The Chief Risk Officer (CRO) position is an executive job that appears in more companies. He or she sits on the company’s executive board at the same level as the chief financial officer, chief accounting officer, chief information officer, chief marketing officer, and chief operating officer. The CRO’s main job is to identify, assess and mitigate risks to the company. The job can be different depending on the type of company that employs the chief risk officer and whether the company faces financial, strategic, equity, liability or reputational risks.

The nature of the CRO’s job is also determined by how a company manages its risks. If a company decides to purchase insurance to mitigate its risks, the chief risk officer’s duties may simply be to buy the best insurance policies and manage relationships with all of the company’s insurance carriers and brokers. On the other hand, if a company applies enterprise risk management principles, a chief risk officer may be required to identify emerging risks, measure current risks, and develop loss prevention and control measures.

The CRO department may also be responsible for information technology policies and risks, corporate security and investigations, fraud detection and investigation, and internal audit. In certain industries and individual companies, this executive may also manage compliance with internal and external regulations and contracts.

Typically, this executive reaches the executive level after at least a decade of experience in risk management, insurance, actuarial studies, or insurance brokerage.

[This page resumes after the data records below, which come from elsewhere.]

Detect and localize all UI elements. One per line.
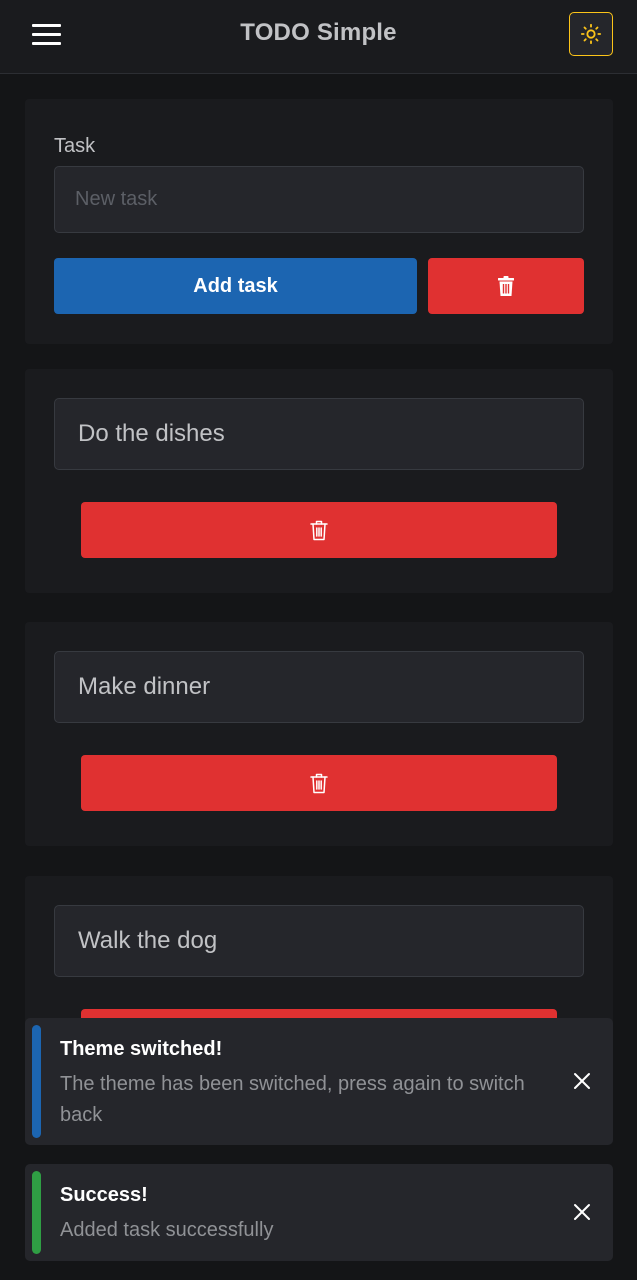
notification-theme-switched: Theme switched! The theme has been switc… <box>25 1018 613 1145</box>
trash-icon <box>310 520 328 540</box>
task-card: Do the dishes <box>25 369 613 593</box>
clear-tasks-button[interactable] <box>428 258 584 314</box>
theme-toggle-button[interactable] <box>569 12 613 56</box>
trash-icon <box>498 275 514 296</box>
close-icon[interactable] <box>572 1071 592 1091</box>
delete-task-button[interactable] <box>81 502 557 558</box>
notification-success: Success! Added task successfully <box>25 1164 613 1261</box>
task-card: Make dinner <box>25 622 613 846</box>
task-text-field[interactable]: Make dinner <box>54 651 584 723</box>
trash-icon <box>310 773 328 793</box>
new-task-input[interactable] <box>54 166 584 233</box>
app-header: TODO Simple <box>0 0 637 74</box>
notification-title: Success! <box>60 1184 148 1206</box>
close-icon[interactable] <box>572 1202 592 1222</box>
delete-task-button[interactable] <box>81 755 557 811</box>
sun-icon <box>580 23 602 45</box>
add-task-button[interactable]: Add task <box>54 258 417 314</box>
notification-message: Added task successfully <box>60 1219 274 1241</box>
app-title: TODO Simple <box>240 19 397 46</box>
new-task-form: Task Add task <box>25 99 613 344</box>
task-text-field[interactable]: Walk the dog <box>54 905 584 977</box>
notification-title: Theme switched! <box>60 1038 223 1060</box>
notification-color-bar <box>32 1171 41 1254</box>
task-field-label: Task <box>54 135 96 157</box>
notification-message: The theme has been switched, press again… <box>60 1073 525 1126</box>
task-text-field[interactable]: Do the dishes <box>54 398 584 470</box>
notification-color-bar <box>32 1025 41 1138</box>
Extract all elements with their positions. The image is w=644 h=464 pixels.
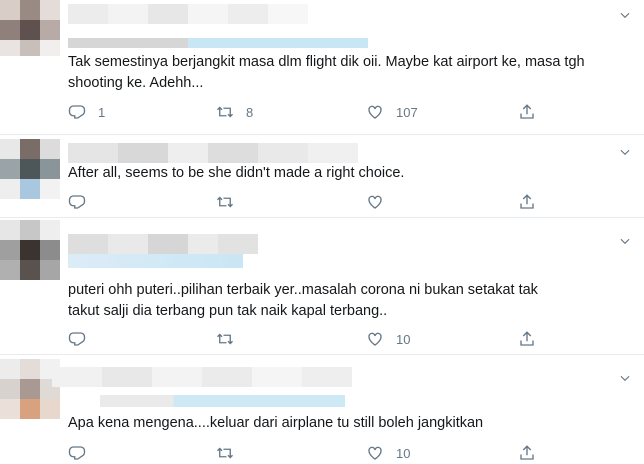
- share-button[interactable]: [518, 191, 536, 213]
- chevron-down-icon[interactable]: [618, 145, 632, 159]
- tweet[interactable]: After all, seems to be she didn't made a…: [0, 135, 644, 218]
- tweet-actions: 1 8 107: [68, 101, 538, 123]
- chevron-down-icon[interactable]: [618, 234, 632, 248]
- like-icon: [368, 105, 382, 119]
- like-icon: [368, 446, 382, 460]
- tweet-text: puteri ohh puteri..pilihan terbaik yer..…: [68, 282, 538, 319]
- retweet-icon: [217, 106, 233, 118]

A CRO might have a non-business educational background, such as a bachelor’s degree in liberal arts, but could earn risk management certifications and degrees through post-university training and study. To learn the finance skills necessary for the chief risk officer position, the CRO may also have earned an MBA or other finance-related higher education. A successful risk management executive may also have superior skills in communicating with the CEO and board members, along with peers and subordinates.

Because CROs are members of a company’s executive suite, they are paid salaries commensurate with that status. Chief risk officer salaries, however, vary widely depending on the industry and country they work in and each company’s compensation structure. Their compensation packages can include high salary and performance bonuses, stock options, health care benefits and retirement packages.